LUPO.

J'étais décidé à le surprendre et à le voler lâchement.

ROLAND.

Vous?

LUPO.

Oui, moi! Les cris de mon père sur le chevalet ont tué mon orgueil. Je ne suis plus un chef de brigands, je suis un larron de la plus vile espèce!

ROLAND.

Il ne faut pas, mon cher maître! il n'y pas de honte à commander de hardis aventuriers et à faire ce que nous appelons la guerre de montagne. C'est le pays qui le veut, et c'est la richesse de l'habitant. Moi, j'ai eu mon père bandit dans l'Abruzze; je n'en rougis pas, et si le vôtre pensait comme moi... Mais il a le respect des lois. Des idées de famille! chacun les siennes, n'est-ce pas? Avec lui, je dis comme lui; mais avec vous je dis: Vous n'êtes pas d'un sang à tirer la laine.
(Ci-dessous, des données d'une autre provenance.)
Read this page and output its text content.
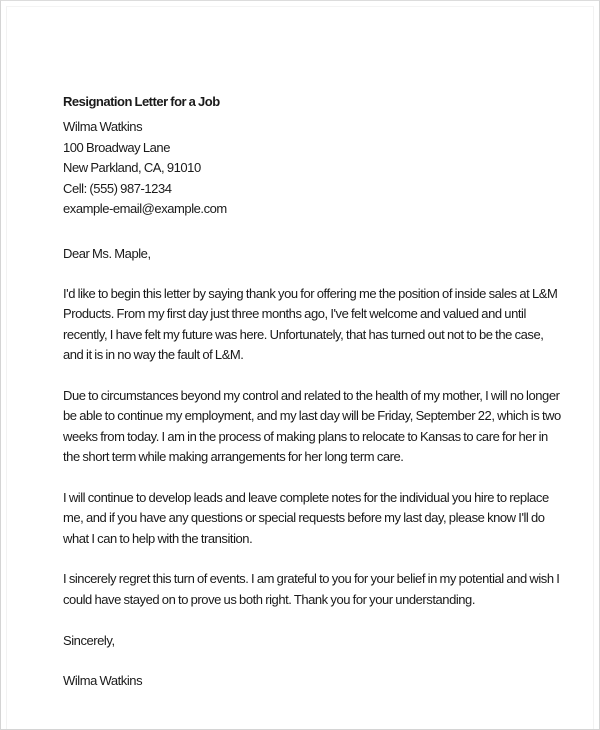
Resignation Letter for a Job

Wilma Watkins

100 Broadway Lane

New Parkland, CA, 91010

Cell: (555) 987-1234

example-email@example.com

Dear Ms. Maple,

I'd like to begin this letter by saying thank you for offering me the position of inside sales at L&M Products. From my first day just three months ago, I've felt welcome and valued and until recently, I have felt my future was here. Unfortunately, that has turned out not to be the case, and it is in no way the fault of L&M.

Due to circumstances beyond my control and related to the health of my mother, I will no longer be able to continue my employment, and my last day will be Friday, September 22, which is two weeks from today. I am in the process of making plans to relocate to Kansas to care for her in the short term while making arrangements for her long term care.

I will continue to develop leads and leave complete notes for the individual you hire to replace me, and if you have any questions or special requests before my last day, please know I'll do what I can to help with the transition.

I sincerely regret this turn of events. I am grateful to you for your belief in my potential and wish I could have stayed on to prove us both right. Thank you for your understanding.

Sincerely,

Wilma Watkins
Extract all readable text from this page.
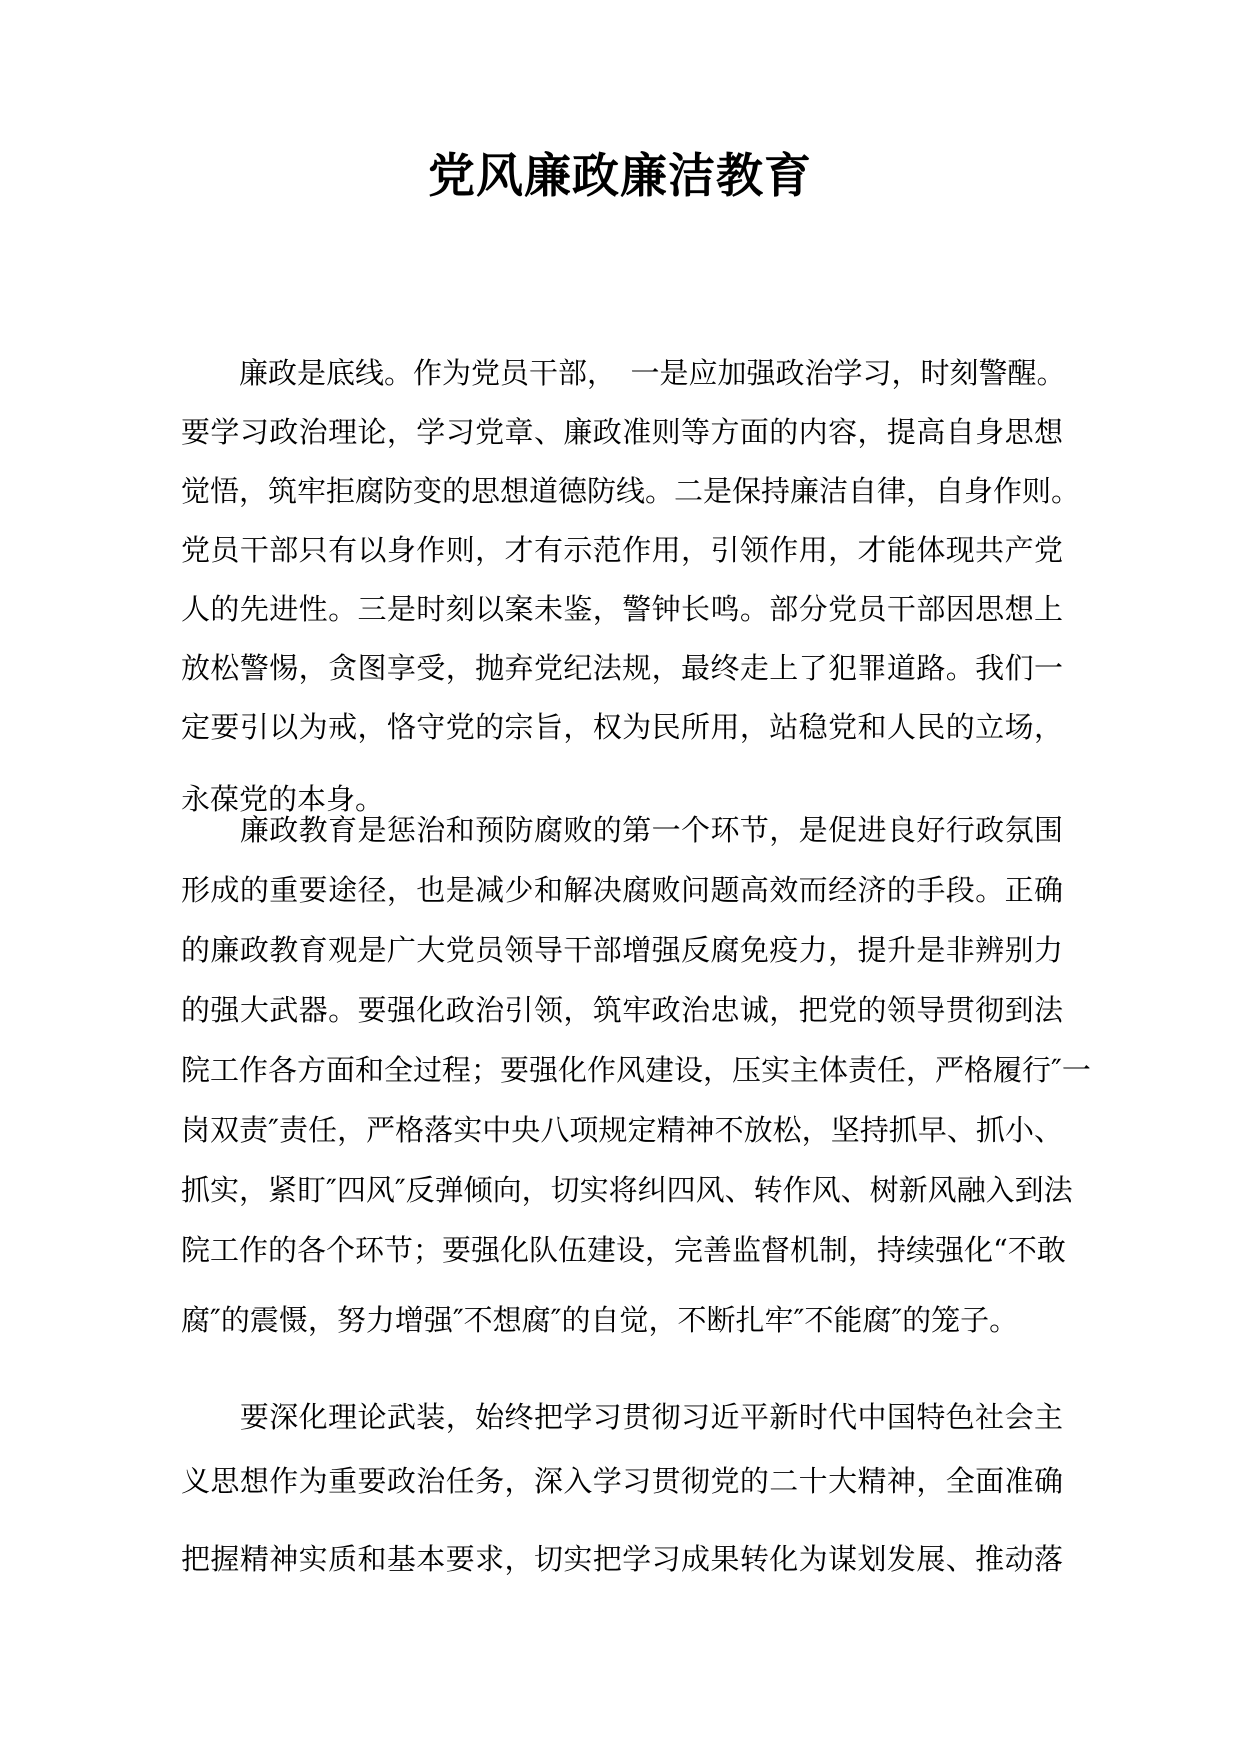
党风廉政廉洁教育
　　廉政是底线。作为党员干部，　一是应加强政治学习，时刻警醒。
要学习政治理论，学习党章、廉政准则等方面的内容，提高自身思想
觉悟，筑牢拒腐防变的思想道德防线。二是保持廉洁自律，自身作则。
党员干部只有以身作则，才有示范作用，引领作用，才能体现共产党
人的先进性。三是时刻以案未鉴，警钟长鸣。部分党员干部因思想上
放松警惕，贪图享受，抛弃党纪法规，最终走上了犯罪道路。我们一
定要引以为戒，恪守党的宗旨，权为民所用，站稳党和人民的立场，
永葆党的本身。
　　廉政教育是惩治和预防腐败的第一个环节，是促进良好行政氛围
形成的重要途径，也是减少和解决腐败问题高效而经济的手段。正确
的廉政教育观是广大党员领导干部增强反腐免疫力，提升是非辨别力
的强大武器。要强化政治引领，筑牢政治忠诚，把党的领导贯彻到法
院工作各方面和全过程；要强化作风建设，压实主体责任，严格履行″一
岗双责″责任，严格落实中央八项规定精神不放松，坚持抓早、抓小、
抓实，紧盯″四风″反弹倾向，切实将纠四风、转作风、树新风融入到法
院工作的各个环节；要强化队伍建设，完善监督机制，持续强化“不敢
腐″的震慑，努力增强″不想腐″的自觉，不断扎牢″不能腐″的笼子。
　　要深化理论武装，始终把学习贯彻习近平新时代中国特色社会主
义思想作为重要政治任务，深入学习贯彻党的二十大精神，全面准确
把握精神实质和基本要求，切实把学习成果转化为谋划发展、推动落
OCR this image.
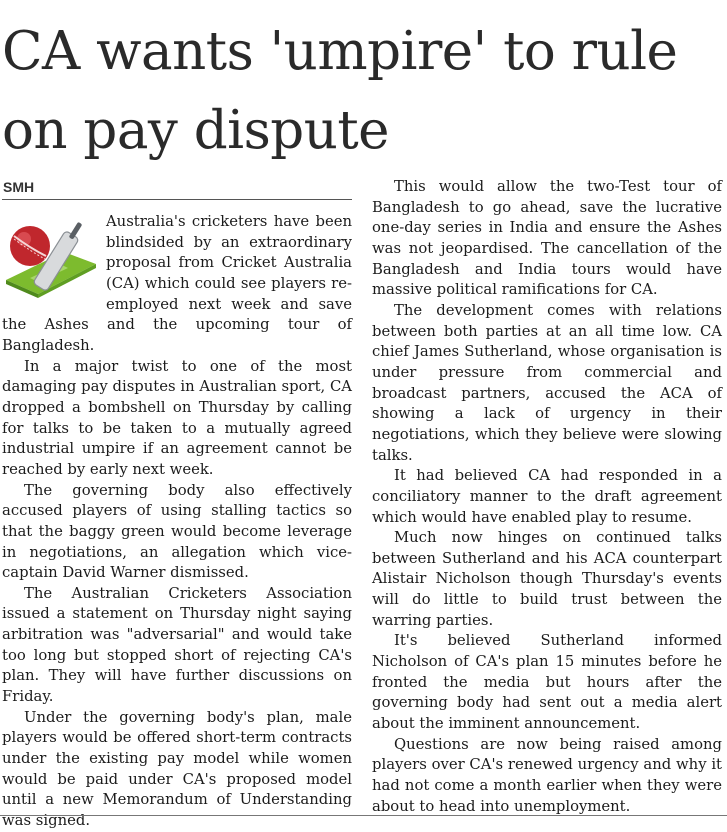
CA wants 'umpire' to rule on pay dispute
SMH

Australia's cricketers have been blindsided by an extraordinary proposal from Cricket Australia (CA) which could see players re-employed next week and save the Ashes and the upcoming tour of Bangladesh.

In a major twist to one of the most damaging pay disputes in Australian sport, CA dropped a bombshell on Thursday by calling for talks to be taken to a mutually agreed industrial umpire if an agreement cannot be reached by early next week.

The governing body also effectively accused players of using stalling tactics so that the baggy green would become leverage in negotiations, an allegation which vice-captain David Warner dismissed.

The Australian Cricketers Association issued a statement on Thursday night saying arbitration was "adversarial" and would take too long but stopped short of rejecting CA's plan. They will have further discussions on Friday.

Under the governing body's plan, male players would be offered short-term contracts under the existing pay model while women would be paid under CA's proposed model until a new Memorandum of Understanding was signed.

This would allow the two-Test tour of Bangladesh to go ahead, save the lucrative one-day series in India and ensure the Ashes was not jeopardised. The cancellation of the Bangladesh and India tours would have massive political ramifications for CA.

The development comes with relations between both parties at an all time low. CA chief James Sutherland, whose organisation is under pressure from commercial and broadcast partners, accused the ACA of showing a lack of urgency in their negotiations, which they believe were slowing talks.

It had believed CA had responded in a conciliatory manner to the draft agreement which would have enabled play to resume.

Much now hinges on continued talks between Sutherland and his ACA counterpart Alistair Nicholson though Thursday's events will do little to build trust between the warring parties.

It's believed Sutherland informed Nicholson of CA's plan 15 minutes before he fronted the media but hours after the governing body had sent out a media alert about the imminent announcement.

Questions are now being raised among players over CA's renewed urgency and why it had not come a month earlier when they were about to head into unemployment.
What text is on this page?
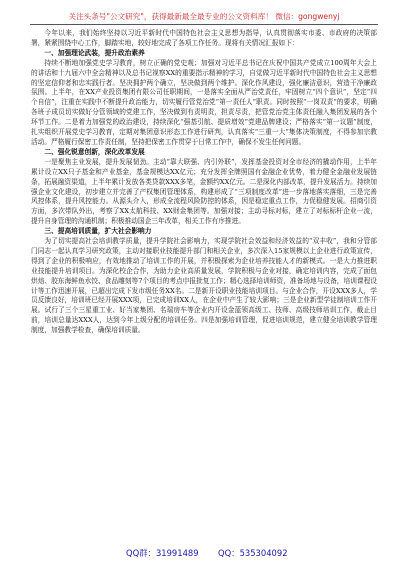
关注头条号"公文研究"，获得最新最全最专业的公文资料库！ 微信：gongwenyj

今年以来，我们始终坚持以习近平新时代中国特色社会主义思想为指导，认真贯彻落实市委、市政府的决策部署，紧紧围绕中心工作，脚踏实地，较好地完成了各项工作任务。现将有关情况汇报如下：

一、加强理论武装，提升政治素养

持续不断地加强党史学习教育，树立正确的党史观；加强对习近平总书记在庆祝中国共产党成立100周年大会上的讲话和十九届六中全会精神以及总书记视察XX的重要指示精神的学习，自觉做习近平新时代中国特色社会主义思想的坚定信仰者和忠实践行者。坚决拥护两个确立，坚决做到两个维护。深化作风建设，强化廉洁意识，营造干净廉政氛围。上半年，在XX产业投资集团有限公司任职期间，一是落实全面从严治党责任，牢固树立“四个意识”，坚定“四个自信”，注重在实践中不断提升政治能力，切实履行管党治党“第一责任人”职责。同时按照“一岗双责”的要求，明确各班子成员切实做好分管领域的党建工作，坚决做到有责明责，担责尽责，把管党治党主体责任融入集团发展的各个环节工作。二是着力加强党的政治建设，持续深化“强基引航、提质增效”党建品牌建设；严格落实“第一议题”制度，扎实组织开展党史学习教育，定期对集团意识形态工作进行研判，认真落实“三重一大”集体决策制度，不得参加宗教活动。严格履行保密工作责任制，坚持把保密工作贯穿于日常工作中，确保不发生任何问题。

二、强化锐意创新，深化改革发展

一是聚焦主业发展，提升发展韧劲。主动“靠大联强、内引外联”，发挥基金投资对全市经济的撬动作用，上半年累计设立XX只子基金和产业基金，基金规模达XX亿元；充分发挥全牌照国有金融企业优势，着力健全金融业发展链条，拓展融资渠道，上半年累计发放各类贷款XXX多笔，金额约XX亿元。二是深化内部改革，提升发展活力。持续加强企业文化建设，初步建立并完善了产权集团管理体系，构建形成了“三项制度改革”进一步落地落实落细，三是完善风控体系，提升风控能力。从源头介入，形成全流程风险防控的体系，因是稳定重点工作，力促稳健发展。招商引资方面，多次带队外出，考察了XX太航科技、XX财金集团等。加强对接；主动寻标对标，建立了对标标杆企业一流，提升自身管理的沟通机制；积极推动国企三年改革，相关工作有序推进。

三、提高培训质量，扩大社会影响力

为了切实提高社会培训教学质量，提升学院社会影响力，实现学院社会效益和经济效益的“双丰收”，我和分管部门同志一起认真学习研究政策，主动对接职业技能提升部门和相关企业，多次深入15家规模以上企业进行政策宣传，得到了企业的积极响应，有效地推动了培训工作的开展，并积极探索为企业培养技能人才的新模式。一是大力推进职业技能提升培训项目。为深化校企合作，为助力企业高质量发展，学院积极与企业对接，确定培训内容，完成了面包烘焙、胶东海鲜鱼水饺、食品雕刻等7个项目的考点申报批复工作；精心选择培训师资，准备场地与设备，培训课程设计等工作迅速开展，已超出完成下发市级任务XX名。二是新开设职业技能培训项目。与企业合作，开设XXX多人，学员反馈良好，培训班已经开展XXX项，已完成培训XX人，在企业中产生了较大影响；三是企业新型学徒制培训工作开展。试行了三个三星重工业、好当家集团、名瑞房车等企业内开设金蓝领高级工、技师、高级技师培训工作，截止目前，培训总量达XXX人，达到今年上级分配的培训任务。四是加强培训管理，促进培训规范，建立健全培训教学管理制度，加强教学检查，确保培训质量。

QQ群：31991489 QQ：535304092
Il ne s'agit pas de dérober, il faut rançonner. Un noble a ce droit-là sur les vilains; quand il l'exerce sur gens de toute condition, il manque aux lois, mais non à la fierté de sa race! Allons, mon jeune capitaine, reprenez votre rôle. Où sont vos bons compagnons, votre vaillante petite armée? Il faut la rassembler, l'heure approche.

LUPO.

Mes hommes! je n'en ai plus, je viens de les congédier.